While our study provides valuable insights into the risk factors and cumulative incidence of tamoxifen-induced maculopathy, certain limitations must be acknowledged to ensure a nuanced interpretation of the findings. The retrospective nature of our study, which relied on the HIRA database, introduced some inherent limitations. The identification and classification of macular conditions were based on specific KCD-8 codes within the dataset, potentially leading to misclassification or under-reporting. The operational definitions used for the inclusion and exclusion criteria may not have captured all relevant cases, thus contributing to selection bias. The absence of direct clinical assessments and the reliance on diagnostic codes may result in an incomplete representation of tamoxifen maculopathy status.
Moreover, we acknowledge the possibility of unmeasured confounding factors that were not accounted for in our analysis. Lifestyle factors, genetic predisposition, and other medications that could influence the development of maculopathy were not comprehensively considered in our study. Furthermore, the generalizability of our findings may be limited because this study focused exclusively on the South Korean population. Healthcare systems and patient demographics vary across regions, and caution should be exercised when extending our results to other populations with different characteristics.
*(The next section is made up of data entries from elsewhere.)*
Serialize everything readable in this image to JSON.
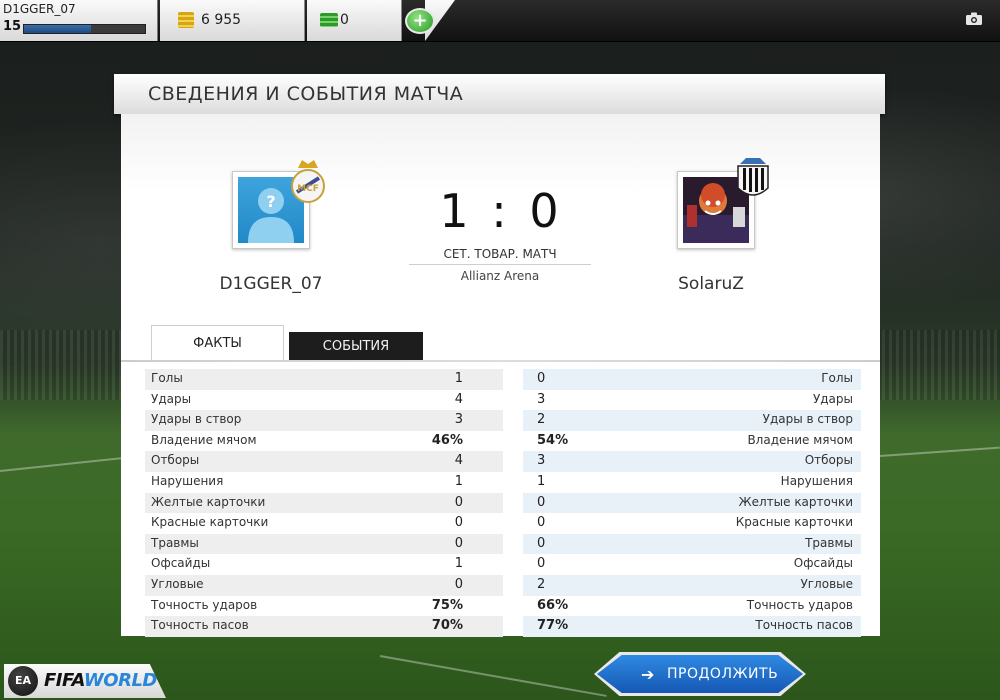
{
  "header": {
    "player_name": "D1GGER_07",
    "player_level": "15",
    "xp_progress": 0.55,
    "coins": "6 955",
    "fifa_points": "0",
    "add_label": "+"
  },
  "panel": {
    "title": "СВЕДЕНИЯ И СОБЫТИЯ МАТЧА"
  },
  "match": {
    "home_team": "D1GGER_07",
    "away_team": "SolaruZ",
    "score": "1 : 0",
    "match_type": "СЕТ. ТОВАР. МАТЧ",
    "venue": "Allianz Arena"
  },
  "tabs": {
    "facts": "ФАКТЫ",
    "events": "СОБЫТИЯ"
  },
  "stats": [
    {
      "label": "Голы",
      "home": "1",
      "away": "0"
    },
    {
      "label": "Удары",
      "home": "4",
      "away": "3"
    },
    {
      "label": "Удары в створ",
      "home": "3",
      "away": "2"
    },
    {
      "label": "Владение мячом",
      "home": "46%",
      "away": "54%"
    },
    {
      "label": "Отборы",
      "home": "4",
      "away": "3"
    },
    {
      "label": "Нарушения",
      "home": "1",
      "away": "1"
    },
    {
      "label": "Желтые карточки",
      "home": "0",
      "away": "0"
    },
    {
      "label": "Красные карточки",
      "home": "0",
      "away": "0"
    },
    {
      "label": "Травмы",
      "home": "0",
      "away": "0"
    },
    {
      "label": "Офсайды",
      "home": "1",
      "away": "0"
    },
    {
      "label": "Угловые",
      "home": "0",
      "away": "2"
    },
    {
      "label": "Точность ударов",
      "home": "75%",
      "away": "66%"
    },
    {
      "label": "Точность пасов",
      "home": "70%",
      "away": "77%"
    }
  ],
  "footer": {
    "logo_text_a": "FIFA",
    "logo_text_b": "WORLD",
    "ea_text": "EA",
    "continue_label": "ПРОДОЛЖИТЬ"
  },
  "colors": {
    "accent_blue": "#1f6fc9",
    "pitch_green": "#3a6a25"
  },
  "icons": [
    "coins-icon",
    "fifa-points-icon",
    "camera-icon",
    "avatar-placeholder-icon",
    "real-madrid-badge",
    "newcastle-badge",
    "arrow-right-icon",
    "ea-sports-logo"
  ]
}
Despite these limitations, our study provides a robust exploration of the risk factors and cumulative incidence of diverse macular conditions among tamoxifen users at the national level. The insights gained from this study have implications for clinical practice by guiding the formulation of evidence-based guidelines for tamoxifen-induced maculopathy screening. The intricate interplay between age, cumulative tamoxifen dosage, and systemic diseases highlighted in this study serves as a foundation for future research and enhances our understanding of the ocular complications associated with this widely prescribed breast cancer therapy. Future research may further address tamoxifen maculopathy in diverse ethnic groups by incorporating more detailed clinical assessments to identify tamoxifen-induced maculopathy and by considering a broader range of potential confounding factors to enhance the generalizability of our findings.